When the Drum Major Died shows what happens when we resist change in favor of worn out tradition
Online PR News – 31-January-2014 – Kansas City, MO – December 1967. Martin Luther King, Jr. has begun laying out plans for his Poor People’s Campaign. Florina Austin, newly married, spies a woman sitting on the steps leading up to the verandah where Florina and her husband will live. The woman’s uncanny knowledge of the space that Florina will inhabit leaves her suspicious. The following Sunday after church, Florina witnesses the woman she has come to know as Agnes, caress Redmond’s cheek. The look in Redmond’s eyes betrays longing. Florina and Agnes are neighbors. Their husbands, Negro doctors in Poinsettia, NC, hold prominent positions in the social and political life of their community.
When Agnes flees to Memphis and joins the Sanitation Workers Protests, all are aghast, none more than Florina.
As they move towards the fateful day Dr. Martin Luther King is killed, Florina learns that marriage exposes the vulnerabilities of all who pledge their trough and body. It casts an even greater shadow upon the ones who vow love unto death, and do not deliver what they have promised. When the Drum Major Died shows what happens when we resist change in favor of worn out tradition, but also what can and does occur when we open our hearts and embrace the words, “ ... be first in love ... be first in generosity ... He who is greatest among you shall be your servant. ...”
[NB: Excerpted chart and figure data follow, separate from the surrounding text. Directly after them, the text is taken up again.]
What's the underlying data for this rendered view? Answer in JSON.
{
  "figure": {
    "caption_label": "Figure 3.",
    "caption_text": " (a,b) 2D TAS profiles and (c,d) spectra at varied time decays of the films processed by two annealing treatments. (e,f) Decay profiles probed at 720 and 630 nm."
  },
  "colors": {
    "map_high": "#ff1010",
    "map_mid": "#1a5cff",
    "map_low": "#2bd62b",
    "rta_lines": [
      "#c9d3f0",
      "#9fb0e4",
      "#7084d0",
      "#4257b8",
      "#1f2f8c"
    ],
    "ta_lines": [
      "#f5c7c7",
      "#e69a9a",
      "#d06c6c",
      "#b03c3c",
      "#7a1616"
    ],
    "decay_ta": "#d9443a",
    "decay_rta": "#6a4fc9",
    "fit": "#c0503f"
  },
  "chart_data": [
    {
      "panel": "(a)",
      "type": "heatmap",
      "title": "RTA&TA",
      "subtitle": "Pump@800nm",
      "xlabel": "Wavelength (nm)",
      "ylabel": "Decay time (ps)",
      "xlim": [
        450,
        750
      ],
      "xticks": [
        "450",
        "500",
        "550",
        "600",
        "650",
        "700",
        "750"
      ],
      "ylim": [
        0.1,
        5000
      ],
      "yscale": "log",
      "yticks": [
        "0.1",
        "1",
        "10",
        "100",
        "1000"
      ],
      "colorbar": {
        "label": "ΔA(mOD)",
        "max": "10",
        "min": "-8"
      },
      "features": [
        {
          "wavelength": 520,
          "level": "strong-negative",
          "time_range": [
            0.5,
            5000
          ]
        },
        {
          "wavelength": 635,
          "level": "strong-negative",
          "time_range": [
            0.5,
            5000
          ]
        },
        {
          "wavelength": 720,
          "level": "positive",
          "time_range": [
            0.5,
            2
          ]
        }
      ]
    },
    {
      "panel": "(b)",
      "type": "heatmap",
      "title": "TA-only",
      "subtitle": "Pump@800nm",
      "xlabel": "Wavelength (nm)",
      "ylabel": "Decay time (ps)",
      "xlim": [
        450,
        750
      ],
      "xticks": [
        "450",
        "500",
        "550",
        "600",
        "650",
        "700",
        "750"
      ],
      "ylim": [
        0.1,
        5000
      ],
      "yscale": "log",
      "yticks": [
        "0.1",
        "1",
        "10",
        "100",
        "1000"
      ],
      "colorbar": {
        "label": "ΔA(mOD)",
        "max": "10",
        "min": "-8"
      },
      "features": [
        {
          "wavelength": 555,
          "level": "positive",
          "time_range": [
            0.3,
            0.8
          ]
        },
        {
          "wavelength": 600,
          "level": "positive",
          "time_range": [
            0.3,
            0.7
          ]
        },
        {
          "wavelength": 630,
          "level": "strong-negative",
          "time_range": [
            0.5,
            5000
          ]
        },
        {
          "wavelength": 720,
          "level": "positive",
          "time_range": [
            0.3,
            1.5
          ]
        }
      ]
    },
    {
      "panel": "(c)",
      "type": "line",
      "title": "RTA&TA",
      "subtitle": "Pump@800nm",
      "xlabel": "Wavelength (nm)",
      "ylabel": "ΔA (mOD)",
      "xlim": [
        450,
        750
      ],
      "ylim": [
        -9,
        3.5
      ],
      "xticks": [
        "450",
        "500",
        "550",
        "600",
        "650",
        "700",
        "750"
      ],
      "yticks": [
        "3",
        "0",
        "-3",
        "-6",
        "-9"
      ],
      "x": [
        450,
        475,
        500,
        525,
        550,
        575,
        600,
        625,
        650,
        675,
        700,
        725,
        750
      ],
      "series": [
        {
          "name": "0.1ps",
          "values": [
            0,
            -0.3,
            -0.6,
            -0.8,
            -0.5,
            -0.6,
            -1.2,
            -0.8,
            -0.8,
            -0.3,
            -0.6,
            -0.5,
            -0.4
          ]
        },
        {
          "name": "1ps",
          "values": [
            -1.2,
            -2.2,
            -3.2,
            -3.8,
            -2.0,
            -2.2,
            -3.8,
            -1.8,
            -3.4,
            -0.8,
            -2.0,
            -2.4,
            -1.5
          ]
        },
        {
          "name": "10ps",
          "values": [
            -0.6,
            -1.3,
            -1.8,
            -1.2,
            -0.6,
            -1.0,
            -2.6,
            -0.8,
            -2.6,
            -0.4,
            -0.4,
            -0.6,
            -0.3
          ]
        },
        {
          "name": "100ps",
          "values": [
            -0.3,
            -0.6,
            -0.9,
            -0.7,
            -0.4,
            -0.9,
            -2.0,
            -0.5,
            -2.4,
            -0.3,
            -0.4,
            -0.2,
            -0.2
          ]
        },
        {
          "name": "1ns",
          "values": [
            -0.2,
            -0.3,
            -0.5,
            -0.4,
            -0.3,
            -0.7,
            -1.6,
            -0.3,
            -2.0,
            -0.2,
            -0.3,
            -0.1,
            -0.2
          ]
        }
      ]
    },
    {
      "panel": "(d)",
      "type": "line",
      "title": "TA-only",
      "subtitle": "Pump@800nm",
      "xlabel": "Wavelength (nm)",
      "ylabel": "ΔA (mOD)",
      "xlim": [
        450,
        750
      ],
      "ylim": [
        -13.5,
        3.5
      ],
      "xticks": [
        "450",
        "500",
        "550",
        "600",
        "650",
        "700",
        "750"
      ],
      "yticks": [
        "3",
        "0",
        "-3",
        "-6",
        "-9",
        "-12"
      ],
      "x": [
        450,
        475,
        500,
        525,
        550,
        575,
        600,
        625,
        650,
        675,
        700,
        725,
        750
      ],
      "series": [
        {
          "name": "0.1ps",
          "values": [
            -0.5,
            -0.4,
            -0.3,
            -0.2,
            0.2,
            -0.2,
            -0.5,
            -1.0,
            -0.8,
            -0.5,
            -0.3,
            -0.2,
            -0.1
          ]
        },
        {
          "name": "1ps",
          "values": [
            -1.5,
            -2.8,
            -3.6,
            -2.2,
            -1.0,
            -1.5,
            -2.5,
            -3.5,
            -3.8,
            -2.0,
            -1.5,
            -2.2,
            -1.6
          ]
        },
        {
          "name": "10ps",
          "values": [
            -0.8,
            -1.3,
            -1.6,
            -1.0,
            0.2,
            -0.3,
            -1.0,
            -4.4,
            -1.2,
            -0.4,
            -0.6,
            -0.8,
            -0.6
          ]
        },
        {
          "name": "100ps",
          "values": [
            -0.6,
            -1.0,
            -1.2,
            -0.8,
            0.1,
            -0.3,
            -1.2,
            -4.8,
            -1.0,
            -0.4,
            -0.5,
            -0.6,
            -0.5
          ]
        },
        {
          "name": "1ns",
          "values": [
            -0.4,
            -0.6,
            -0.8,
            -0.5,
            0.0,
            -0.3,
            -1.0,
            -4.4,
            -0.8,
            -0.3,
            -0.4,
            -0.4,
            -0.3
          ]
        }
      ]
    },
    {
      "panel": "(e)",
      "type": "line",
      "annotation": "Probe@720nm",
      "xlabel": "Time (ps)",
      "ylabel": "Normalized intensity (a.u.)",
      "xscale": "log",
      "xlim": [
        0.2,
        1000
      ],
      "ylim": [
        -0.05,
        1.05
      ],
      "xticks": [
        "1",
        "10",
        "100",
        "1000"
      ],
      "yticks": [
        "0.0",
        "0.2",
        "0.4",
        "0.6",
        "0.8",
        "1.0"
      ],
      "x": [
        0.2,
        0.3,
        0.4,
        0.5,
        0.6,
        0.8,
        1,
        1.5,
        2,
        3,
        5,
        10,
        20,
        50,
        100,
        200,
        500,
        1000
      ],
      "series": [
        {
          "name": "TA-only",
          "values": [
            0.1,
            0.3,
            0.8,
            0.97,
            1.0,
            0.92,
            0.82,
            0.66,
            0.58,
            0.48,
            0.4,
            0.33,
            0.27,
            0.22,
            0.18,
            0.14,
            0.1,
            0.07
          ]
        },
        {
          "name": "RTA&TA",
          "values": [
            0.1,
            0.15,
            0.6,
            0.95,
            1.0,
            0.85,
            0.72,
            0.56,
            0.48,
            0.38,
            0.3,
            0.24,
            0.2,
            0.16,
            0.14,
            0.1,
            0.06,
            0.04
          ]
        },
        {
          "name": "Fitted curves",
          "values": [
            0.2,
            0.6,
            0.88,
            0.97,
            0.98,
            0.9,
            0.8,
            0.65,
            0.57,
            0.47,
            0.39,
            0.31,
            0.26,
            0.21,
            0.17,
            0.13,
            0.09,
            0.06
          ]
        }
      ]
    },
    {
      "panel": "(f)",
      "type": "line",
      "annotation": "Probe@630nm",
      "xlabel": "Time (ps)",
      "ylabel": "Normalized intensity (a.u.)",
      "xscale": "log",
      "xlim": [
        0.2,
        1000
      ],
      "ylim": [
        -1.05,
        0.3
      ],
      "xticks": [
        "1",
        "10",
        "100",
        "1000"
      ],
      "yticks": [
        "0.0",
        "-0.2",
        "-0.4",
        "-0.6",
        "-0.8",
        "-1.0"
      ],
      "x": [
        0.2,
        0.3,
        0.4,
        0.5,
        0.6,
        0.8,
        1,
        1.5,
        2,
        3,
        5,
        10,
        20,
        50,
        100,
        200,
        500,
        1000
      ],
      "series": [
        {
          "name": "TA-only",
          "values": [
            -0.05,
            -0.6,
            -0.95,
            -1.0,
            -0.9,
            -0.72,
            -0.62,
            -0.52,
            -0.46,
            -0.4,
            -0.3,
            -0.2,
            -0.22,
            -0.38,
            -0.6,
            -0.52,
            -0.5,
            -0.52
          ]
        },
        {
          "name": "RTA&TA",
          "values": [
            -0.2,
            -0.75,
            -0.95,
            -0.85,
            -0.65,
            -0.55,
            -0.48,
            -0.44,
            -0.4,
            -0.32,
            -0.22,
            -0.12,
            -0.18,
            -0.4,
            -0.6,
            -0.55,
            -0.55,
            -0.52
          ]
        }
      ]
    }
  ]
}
Anjuelle Floyd is the author of a collection of short stories, Keeper of Secrets … Translations of an Incident and two novels, The House and Seasons in Purdah. Her short stories and novels turn on the dynamics of women for whom life challenges impel them to examine the flawed relationships with their mothers in an effort to improve connections and interactions with their husbands and intimates. The House earned recognition in the 2011 Readers’ Favorite Awards.
Floyd is a wife of thirty years, mother of three, abstract painter, and licensed Marriage and Family Therapist specializing in Mother-Daughter Relations and Dreams. A graduate of Duke University, she received her MA in Counseling Psychology from The California Institute of Integral Studies, San Francisco. She attended the Dominican Institute of Philosophy and Theology at the Graduate Theological Union in Berkeley, California, and received her MFA in Creative Writing from Goddard College, Port Townsend, Washington.
She received certificates of participation from The Hurston-Wright Writers’ Week and The Voices of Our Nations Writing Workshops. The Spring 2006 Issue of The Pitkin Review, literary journal of Goddard College MFA Program in Writing, lists Anjuelle’s short story, The Kingdom of Heaven in the prose/fiction section. The 2008 Issue of Windhover, the literary journal of Mary Hardin-Baylor published Anjuelle’s short story, Eucharist, that Kaleidoscope Magazine, the journal for the United Disabilities Services subsequently featured in their July 2009 Issue.
Also notable, she conducted the Master Fiction Class at the 2008 Winter Literary Festival hosted by The University of Mary Hardin Baylor in Belton, Texas.
A student of Process Painting for the last decade, Anjuelle has participated in The Art of Living Black Exhibitions 2004–2013 held at the Richmond Art Center, Richmond, California. On January 9th, 2013, Anjuelle received the Jan Hart-Schuyers Award for her painting, Intimacy, exhibited during the 2013 Exhibition of the Art of Living Black.
Anjuelle facilitates writing groups and provides individual consultation of fiction projects. She also gives talks on Mother-Daughter Relations and The Healing Power of Mothers Loving Their Daughters Unconditionally, The Need for Family, The Writing Process as a Path Toward Self-discovery and Healing.